A home and its function

“By wisdom a house is built, by understanding it is established; And by knowledge its rooms are filled with every precious and pleasing possession.” – Proverbs 24:3-4

I’ve read four pages of Daring to Hope by Katie Davis Majors tonight. Just four, and I am sitting here bawling. The way she describes her home as a revolving door, how the dents and dings tell memories, as she laughs and cries and is overwhelmed by it all in her kitchen. She describes how people grew up there and moved on. How she felt unworthy as a mother and cried and danced and sang and breathed life into that house. It’s everything I know is true of my home – though not lately, these days the house is quiet.
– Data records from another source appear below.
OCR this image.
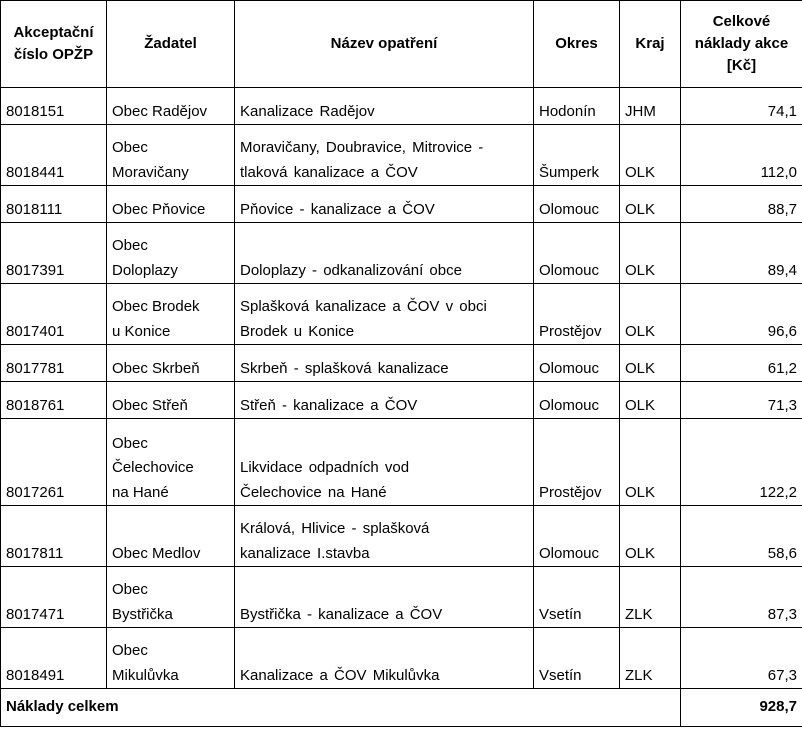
Akceptační
číslo OPŽP	Žadatel	Název opatření	Okres	Kraj	Celkové
náklady akce
[Kč]

8018151	Obec Radějov	Kanalizace Radějov	Hodonín	JHM	74,1
8018441	Obec
Moravičany	Moravičany, Doubravice, Mitrovice -
tlaková kanalizace a ČOV	Šumperk	OLK	112,0
8018111	Obec Pňovice	Pňovice - kanalizace a ČOV	Olomouc	OLK	88,7
8017391	Obec
Doloplazy	Doloplazy - odkanalizování obce	Olomouc	OLK	89,4
8017401	Obec Brodek
u Konice	Splašková kanalizace a ČOV v obci
Brodek u Konice	Prostějov	OLK	96,6
8017781	Obec Skrbeň	Skrbeň - splašková kanalizace	Olomouc	OLK	61,2
8018761	Obec Střeň	Střeň - kanalizace a ČOV	Olomouc	OLK	71,3
8017261	Obec
Čelechovice
na Hané	Likvidace odpadních vod
Čelechovice na Hané	Prostějov	OLK	122,2
8017811	Obec Medlov	Králová, Hlivice - splašková
kanalizace I.stavba	Olomouc	OLK	58,6
8017471	Obec
Bystřička	Bystřička - kanalizace a ČOV	Vsetín	ZLK	87,3
8018491	Obec
Mikulůvka	Kanalizace a ČOV Mikulůvka	Vsetín	ZLK	67,3
Náklady celkem					928,7
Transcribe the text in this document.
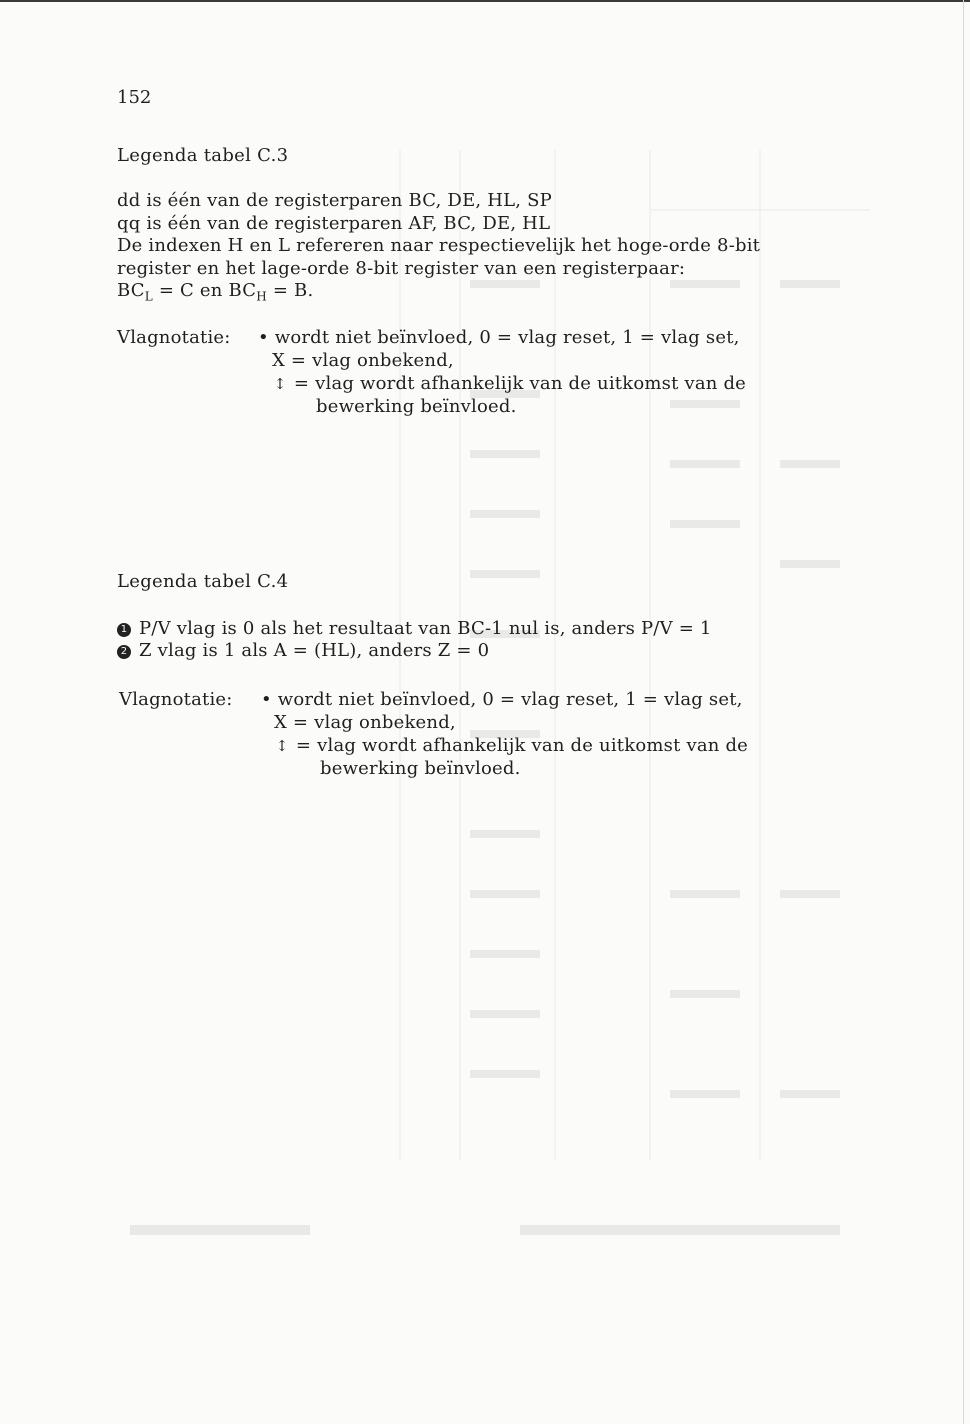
152
Legenda tabel C.3
dd is één van de registerparen BC, DE, HL, SP
qq is één van de registerparen AF, BC, DE, HL
De indexen H en L refereren naar respectievelijk het hoge-orde 8-bit
register en het lage-orde 8-bit register van een registerpaar:
$BC_L = C$ en $BC_H = B$.
Vlagnotatie: • wordt niet beïnvloed, 0 = vlag reset, 1 = vlag set,
X = vlag onbekend,
↕ = vlag wordt afhankelijk van de uitkomst van de
bewerking beïnvloed.
Legenda tabel C.4
1 P/V vlag is 0 als het resultaat van BC-1 nul is, anders P/V = 1
2 Z vlag is 1 als A = (HL), anders Z = 0
Vlagnotatie: • wordt niet beïnvloed, 0 = vlag reset, 1 = vlag set,
X = vlag onbekend,
↕ = vlag wordt afhankelijk van de uitkomst van de
bewerking beïnvloed.
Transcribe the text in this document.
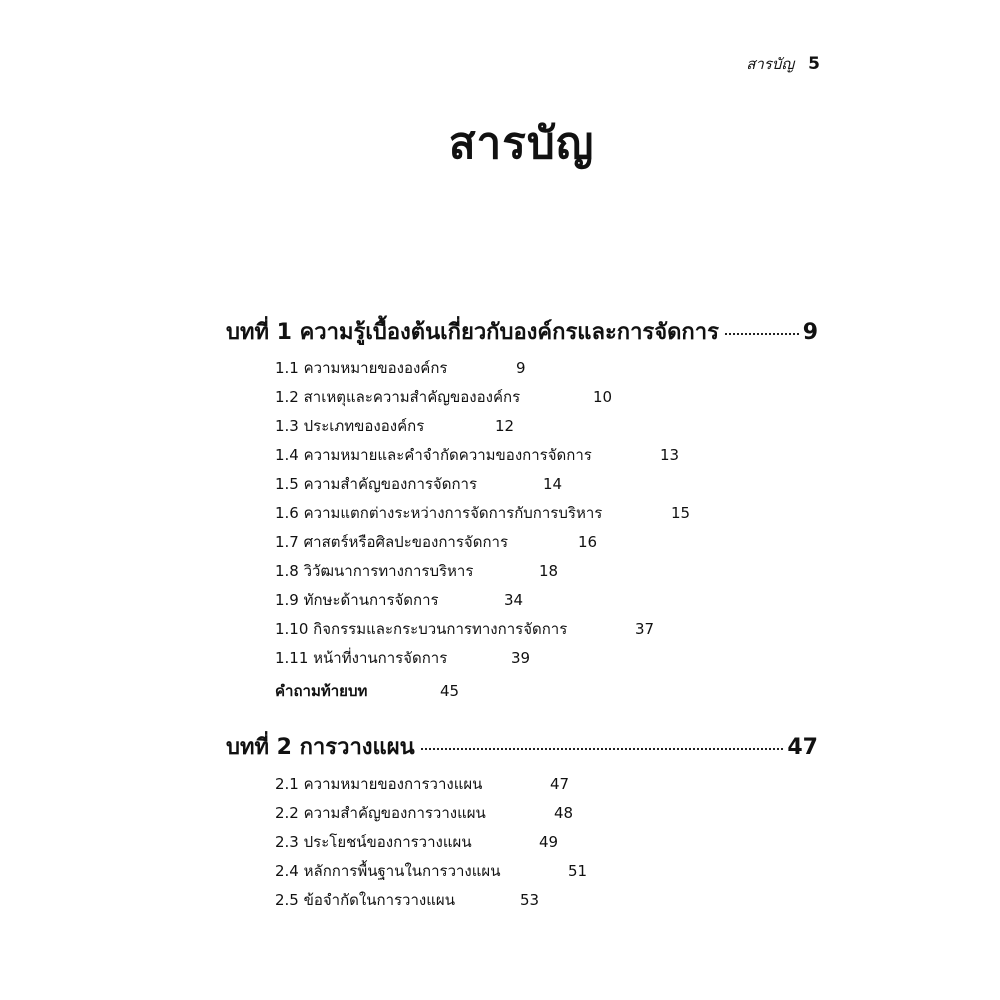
สารบัญ 5
สารบัญ
บทที่ 1 ความรู้เบื้องต้นเกี่ยวกับองค์กรและการจัดการ	9
1.1 ความหมายขององค์กร	9
1.2 สาเหตุและความสำคัญขององค์กร	10
1.3 ประเภทขององค์กร	12
1.4 ความหมายและคำจำกัดความของการจัดการ	13
1.5 ความสำคัญของการจัดการ	14
1.6 ความแตกต่างระหว่างการจัดการกับการบริหาร	15
1.7 ศาสตร์หรือศิลปะของการจัดการ	16
1.8 วิวัฒนาการทางการบริหาร	18
1.9 ทักษะด้านการจัดการ	34
1.10 กิจกรรมและกระบวนการทางการจัดการ	37
1.11 หน้าที่งานการจัดการ	39
คำถามท้ายบท	45
บทที่ 2 การวางแผน	47
2.1 ความหมายของการวางแผน	47
2.2 ความสำคัญของการวางแผน	48
2.3 ประโยชน์ของการวางแผน	49
2.4 หลักการพื้นฐานในการวางแผน	51
2.5 ข้อจำกัดในการวางแผน	53
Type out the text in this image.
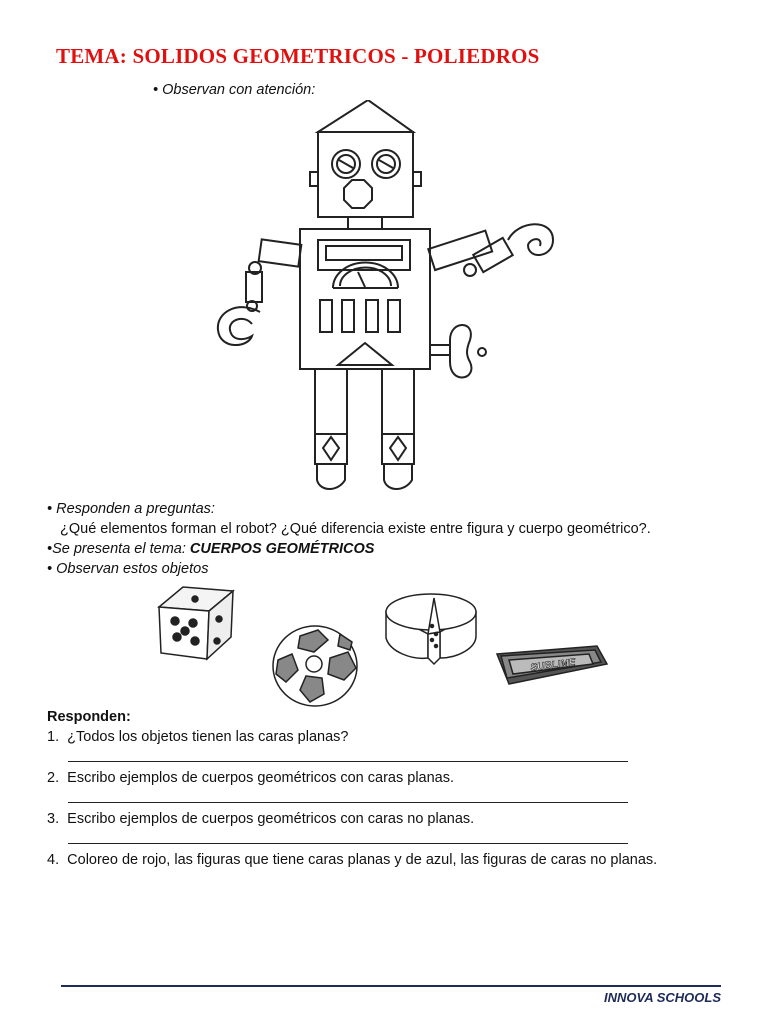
TEMA: SOLIDOS GEOMETRICOS - POLIEDROS
• Observan con atención:
• Responden a preguntas:
¿Qué elementos forman el robot? ¿Qué diferencia existe entre figura y cuerpo geométrico?.
•Se presenta el tema: CUERPOS GEOMÉTRICOS
• Observan estos objetos
SUBLIME
Responden:
1. ¿Todos los objetos tienen las caras planas?
2. Escribo ejemplos de cuerpos geométricos con caras planas.
3. Escribo ejemplos de cuerpos geométricos con caras no planas.
4. Coloreo de rojo, las figuras que tiene caras planas y de azul, las figuras de caras no planas.
INNOVA SCHOOLS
But when I think of my home and its function, it has been that: bringing people closer to God, being the light for a child who needed it, and being a home for the broken. In this home, I have had moments where I have completely fallen apart and was surrounded by friends who spent hours on the couch with me or made me dance it out or just held me. I grew up in this home. They, too, grew up here, along with the little girl who brought this home to life. It holds so many memories and every emotion. And yet, right now, it is still. Some days, I feel there is little life here. I enter my office to work and then walk across the hall to my bedroom to lie down and the greatest commotion is the howling wind through the rafters. Yet this morning, a 22-year-old came over for coffee who is trying to find her way, and my roommate is settling in her first home outside of college where she is learning how to navigate life independently for the first time. Nevertheless, basements flood and things break, and I stress. I isolate, trying to make sense of it all alone instead of inviting people and the Lord into the home that has built me, that God has used for His good. I get frustrated and forget that this home is beautiful and loved and mine, and yet not mine. It is His. He has loved every person that has come through this door uniquely. Each dent and scratch and flaw tell a story, a memory. Today, I thank God for those memories that shaped me and others. For not only providing me a house, but a home. A home for so many of His children to grow up and ask questions and learn from Him. A home that has provided comfort in my hardest moments and my biggest joys alike. For walls that have built me. For a strong foundation. Thank you, God.